Over the last several weeks, 26 Assessment and Therapy Associates team members banded together to virtually complete the #WalkforTREO with teams hitting the pavement, treadmill, and sidewalks nationwide.

The TREO Foundation's mission is to "Stomp the Stigma" and advance Treatment, Research, and Education to end Obesity. This year, teams have raised thousands of dollars, and counting!

By 2035, it’s estimated that over half of the world’s population (almost 4 billion people) will be diagnosed with obesity if trends continue.

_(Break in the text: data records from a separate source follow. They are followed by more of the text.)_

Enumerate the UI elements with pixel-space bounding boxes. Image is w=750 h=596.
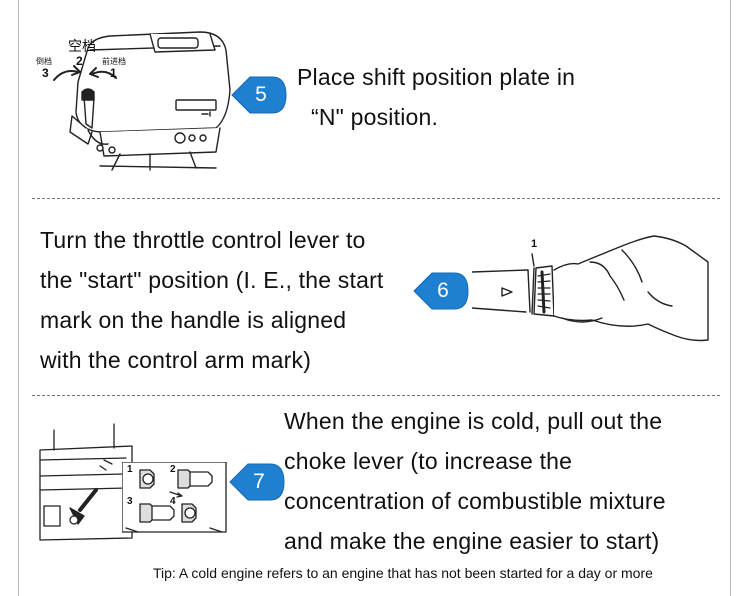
step-6-line: Turn the throttle control lever to	[40, 220, 384, 260]
step-6-line: with the control arm mark)	[40, 340, 384, 380]
step-5-line: Place shift position plate in	[297, 57, 575, 97]
step-7-text: When the engine is cold, pull out the ch…	[284, 401, 666, 561]
step-5-badge: 5	[230, 75, 288, 115]
step-6-text: Turn the throttle control lever to the "…	[40, 220, 384, 380]
step-5-number: 5	[244, 75, 278, 115]
start-mark-label: 1	[531, 238, 537, 250]
shift-position-2: 2	[76, 54, 83, 68]
shift-position-1: 1	[110, 66, 117, 80]
step-7-line: When the engine is cold, pull out the	[284, 401, 666, 441]
neutral-label: 空档	[68, 36, 96, 56]
step-5-text: Place shift position plate in “N" positi…	[297, 57, 575, 137]
step-6-line: the "start" position (I. E., the start	[40, 260, 384, 300]
step-7-badge: 7	[228, 462, 286, 502]
right-border-line	[730, 0, 731, 596]
throttle-handle-illustration: 1	[472, 232, 717, 352]
engine-choke-illustration	[34, 420, 134, 545]
shift-position-3: 3	[42, 66, 49, 80]
step-6-line: mark on the handle is aligned	[40, 300, 384, 340]
choke-steps-illustration: 1 2 3 4	[122, 462, 227, 534]
section-divider	[32, 395, 720, 396]
choke-step-2: 2	[170, 464, 176, 475]
choke-step-1: 1	[127, 464, 133, 475]
step-7-line: choke lever (to increase the	[284, 441, 666, 481]
choke-step-4: 4	[170, 496, 176, 507]
outboard-shift-illustration: 空档 倒档 前进档 3 2 1	[30, 20, 245, 180]
tip-note: Tip: A cold engine refers to an engine t…	[153, 565, 653, 581]
step-7-line: and make the engine easier to start)	[284, 521, 666, 561]
section-divider	[32, 198, 720, 199]
step-6-number: 6	[426, 271, 460, 311]
left-border-line	[18, 0, 19, 596]
step-6-badge: 6	[412, 271, 470, 311]
choke-step-3: 3	[127, 496, 133, 507]
step-5-line: “N" position.	[297, 97, 575, 137]
step-7-number: 7	[242, 462, 276, 502]
step-7-line: concentration of combustible mixture	[284, 481, 666, 521]
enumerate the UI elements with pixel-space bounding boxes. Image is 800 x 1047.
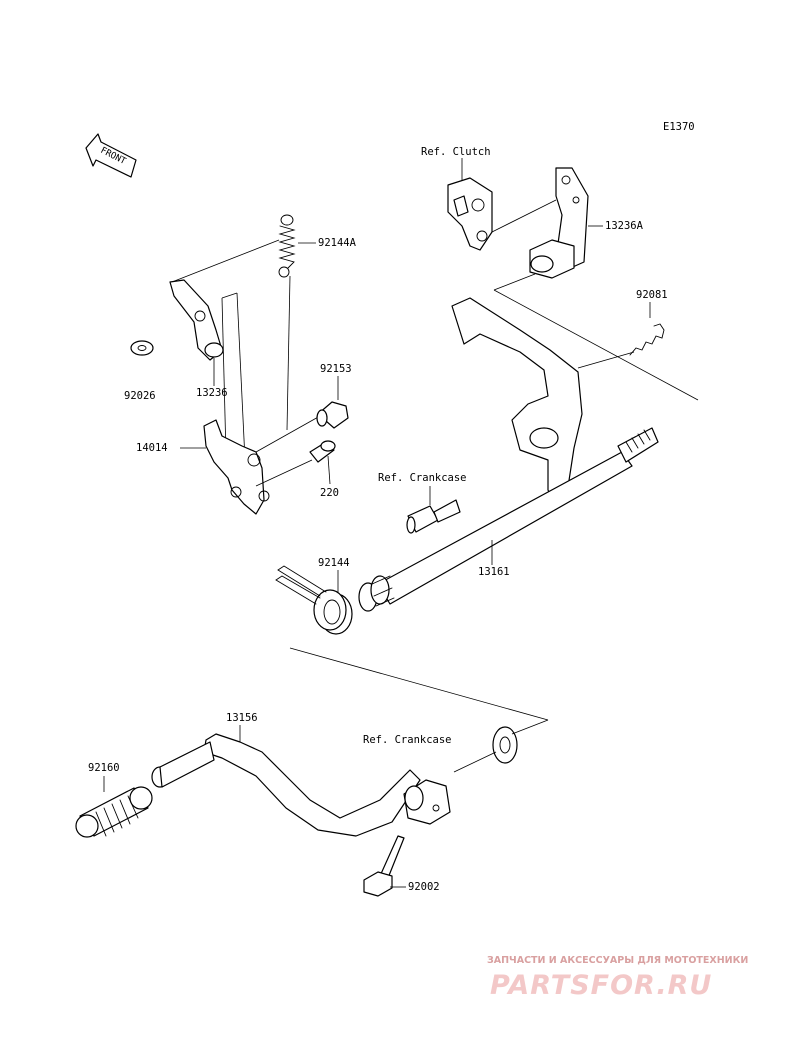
label-92144A: 92144A [318,237,357,249]
part-13236A [529,167,589,279]
watermark-tagline: ЗАПЧАСТИ И АКСЕССУАРЫ ДЛЯ МОТОТЕХНИКИ [487,955,748,966]
label-92153: 92153 [320,363,352,375]
label-13236A: 13236A [605,220,644,232]
part-92026-washer [130,340,154,356]
part-13156-shift-pedal [151,733,451,837]
crankcase-seal-washer [492,726,518,764]
part-92153-bolt [316,401,349,429]
label-14014: 14014 [136,442,168,454]
part-13161-shift-shaft [358,297,659,612]
label-ref-clutch: Ref. Clutch [421,146,491,158]
label-92160: 92160 [88,762,120,774]
part-92160-pedal-rubber [75,786,153,838]
part-92144-torsion-spring [275,565,353,635]
part-220-bolt [309,440,336,463]
crankcase-stopper-bolt [406,499,461,534]
front-arrow-icon: FRONT [85,133,137,178]
diagram-code: E1370 [663,121,695,133]
part-92002-bolt [363,835,405,897]
label-92081: 92081 [636,289,668,301]
label-92026: 92026 [124,390,156,402]
label-13161: 13161 [478,566,510,578]
part-14014-guide [203,419,270,515]
label-ref-crankcase-upper: Ref. Crankcase [378,472,467,484]
label-13156: 13156 [226,712,258,724]
watermark-logo: PARTSFOR.RU [490,970,712,1001]
label-220: 220 [320,487,339,499]
clutch-release-lever [447,177,493,251]
part-92144A-spring [278,214,296,278]
label-13236: 13236 [196,387,228,399]
label-92144: 92144 [318,557,350,569]
label-92002: 92002 [408,881,440,893]
part-92081-spring [577,323,665,369]
part-13236-lever [169,279,224,361]
label-ref-crankcase-lower: Ref. Crankcase [363,734,452,746]
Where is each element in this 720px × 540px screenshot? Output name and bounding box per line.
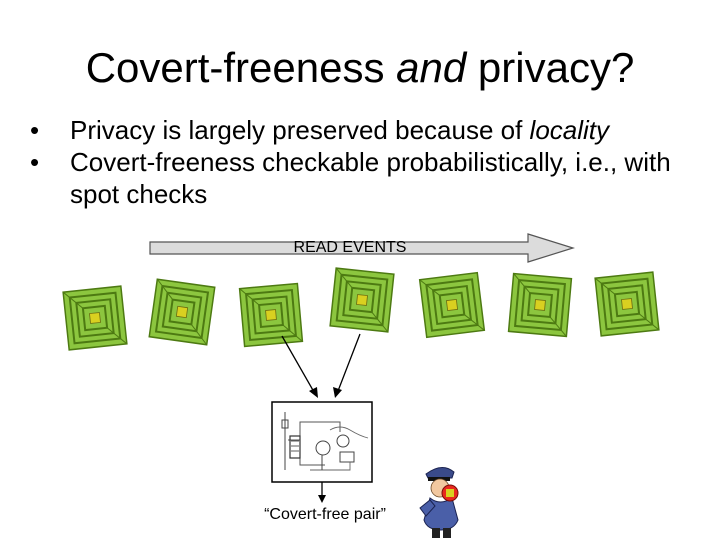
bullet-list: Privacy is largely preserved because of …	[30, 114, 710, 210]
rfid-tag-icon	[329, 267, 395, 333]
circuit-diagram-icon	[271, 401, 373, 483]
covert-free-pair-caption: “Covert-free pair”	[264, 506, 386, 523]
title-part-2: privacy?	[466, 44, 635, 91]
rfid-tag-icon	[62, 285, 128, 351]
read-events-arrow	[149, 233, 576, 263]
bullet-italic: locality	[529, 115, 610, 145]
rfid-tag-icon	[418, 271, 486, 339]
title-part-1: Covert-freeness	[85, 44, 397, 91]
rfid-tag-icon	[507, 272, 573, 338]
bullet-text: Privacy is largely preserved because of	[70, 115, 530, 145]
rfid-tag-icon	[238, 282, 304, 348]
slide-title: Covert-freeness and privacy?	[0, 42, 720, 94]
bullet-item-spot-checks: Covert-freeness checkable probabilistica…	[30, 146, 710, 210]
rfid-tag-icon	[148, 278, 216, 346]
read-events-label: READ EVENTS	[293, 239, 407, 256]
rfid-tag-icon	[594, 271, 660, 337]
pointer-arrow	[333, 333, 361, 398]
police-officer-icon	[419, 467, 459, 538]
title-italic: and	[396, 44, 467, 91]
pointer-arrow	[281, 335, 318, 398]
pointer-arrow	[318, 482, 326, 503]
bullet-item-locality: Privacy is largely preserved because of …	[30, 114, 710, 146]
bullet-text: Covert-freeness checkable probabilistica…	[70, 147, 671, 209]
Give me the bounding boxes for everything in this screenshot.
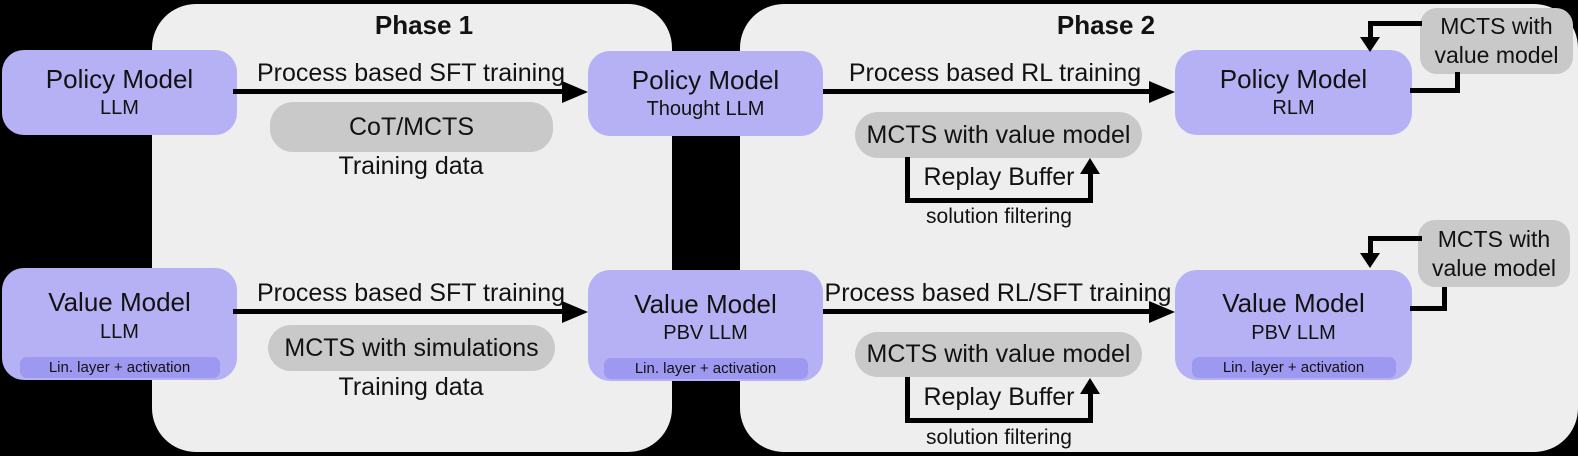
feedback-in-arrowhead-top — [1360, 37, 1380, 52]
linear-layer-strip: Lin. layer + activation — [603, 358, 808, 379]
policy-phase1-label: Process based SFT training — [256, 59, 566, 87]
arrow-value-phase2 — [823, 309, 1151, 314]
replay-loop-right-bottom — [1088, 392, 1093, 423]
feedback-out-hline-bottom — [1410, 306, 1447, 311]
arrowhead-policy-phase1 — [562, 81, 588, 103]
box-subtitle: Thought LLM — [646, 98, 765, 121]
training-data-label-top: Training data — [338, 152, 484, 180]
box-title: Value Model — [48, 287, 191, 318]
feedback-in-hline-top — [1368, 21, 1422, 26]
phase1-title: Phase 1 — [374, 10, 474, 40]
replay-loop-right-top — [1088, 172, 1093, 203]
value-model-llm-box: Value Model LLM Lin. layer + activation — [2, 268, 237, 380]
box-title: Value Model — [634, 288, 777, 319]
box-title: Policy Model — [45, 63, 194, 94]
mcts-simulations-pill: MCTS with simulations — [268, 325, 555, 371]
arrowhead-value-phase2 — [1149, 301, 1175, 323]
box-title: Policy Model — [1219, 63, 1368, 94]
mcts-value-model-pill-top: MCTS with value model — [855, 112, 1142, 158]
mcts-feedback-box-top: MCTS with value model — [1420, 8, 1573, 74]
policy-model-rlm-box: Policy Model RLM — [1175, 50, 1412, 135]
box-subtitle: RLM — [1272, 97, 1315, 120]
mcts-value-model-pill-bottom: MCTS with value model — [855, 332, 1142, 377]
feedback-out-vline-top — [1455, 72, 1460, 93]
box-title: Policy Model — [631, 64, 780, 95]
policy-model-llm-box: Policy Model LLM — [2, 50, 237, 135]
policy-model-thought-llm-box: Policy Model Thought LLM — [588, 51, 823, 136]
feedback-in-hline-bottom — [1368, 236, 1422, 241]
cot-mcts-pill: CoT/MCTS — [270, 102, 553, 152]
replay-loop-left-bottom — [905, 377, 910, 423]
linear-layer-strip: Lin. layer + activation — [19, 357, 220, 378]
arrowhead-value-phase1 — [562, 301, 588, 323]
value-model-pbv-llm-final-box: Value Model PBV LLM Lin. layer + activat… — [1175, 270, 1412, 380]
replay-buffer-label-bottom: Replay Buffer — [923, 383, 1075, 411]
replay-loop-bottom-bottom — [905, 418, 1093, 423]
mcts-feedback-box-bottom: MCTS with value model — [1418, 220, 1570, 287]
feedback-out-vline-bottom — [1442, 287, 1447, 311]
replay-loop-bottom-top — [905, 198, 1093, 203]
arrow-policy-phase2 — [823, 89, 1151, 94]
training-data-label-bottom: Training data — [338, 373, 484, 401]
feedback-in-arrowhead-bottom — [1360, 253, 1380, 268]
box-title: Value Model — [1222, 288, 1365, 319]
feedback-out-hline-top — [1410, 88, 1460, 93]
policy-phase2-label: Process based RL training — [848, 59, 1142, 87]
solution-filtering-label-top: solution filtering — [926, 205, 1072, 228]
replay-loop-arrowhead-top — [1080, 158, 1100, 174]
feedback-in-vline-top — [1368, 21, 1373, 40]
solution-filtering-label-bottom: solution filtering — [926, 426, 1072, 449]
replay-loop-left-top — [905, 157, 910, 203]
value-phase2-label: Process based RL/SFT training — [824, 279, 1172, 307]
box-subtitle: LLM — [100, 320, 139, 343]
replay-loop-arrowhead-bottom — [1080, 378, 1100, 394]
box-subtitle: LLM — [100, 97, 139, 120]
box-subtitle: PBV LLM — [1251, 321, 1336, 344]
feedback-in-vline-bottom — [1368, 236, 1373, 256]
linear-layer-strip: Lin. layer + activation — [1191, 357, 1396, 378]
value-model-pbv-llm-box: Value Model PBV LLM Lin. layer + activat… — [588, 270, 823, 381]
phase1-panel — [152, 4, 672, 452]
arrow-value-phase1 — [233, 309, 565, 314]
phase2-title: Phase 2 — [1056, 10, 1156, 40]
replay-buffer-label-top: Replay Buffer — [923, 163, 1075, 191]
box-subtitle: PBV LLM — [663, 322, 748, 345]
value-phase1-label: Process based SFT training — [256, 279, 566, 307]
arrowhead-policy-phase2 — [1149, 81, 1175, 103]
arrow-policy-phase1 — [233, 89, 565, 94]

If you, like many, are someone who thinks, “They (or I) just need to eat better and exercise more,” you aren't entirely wrong — but I’m begging you to take 2 minutes to read this.

Did you know?


1️⃣ Most people think obesity is caused by lifestyle choices. In reality, lifestyle choices are often driven by genetics, brain chemistry, and the gut. We’ve been looking at it backwards. Lifestyle is often the symptom, not the cause.
2️⃣ Up to 70% of body weight is influenced by genetics, shaping metabolism, appetite, and how the body stores fat.
3️⃣ In obesity, hormones like leptin (fullness) and ghrelin (hunger) can misfire — sometimes from birth — making appetite regulation incredibly difficult.
4️⃣ Brain imaging shows real differences in reward pathways and appetite regulation in people with obesity. It’s not “mind over matter.”

✅ So yes, lifestyle changes help — but obesity is a chronic, relapsing disease, not a simple choice.

Dr. Kati Duncan has been working in this field for 20 years, and has never met a person who “chose” to have obesity. Lifestyle choices influenced by body dysregulation may perpetuate it, but that’s not what initially triggered it.

💬 And let’s not forget the stigma: individuals with obesity face judgment from family, socially, and even in the medical community. This often leads to desperate cycles of dieting, which we know can make the body more efficient at storing fat — making long-term weight loss even harder, and the disease even worse.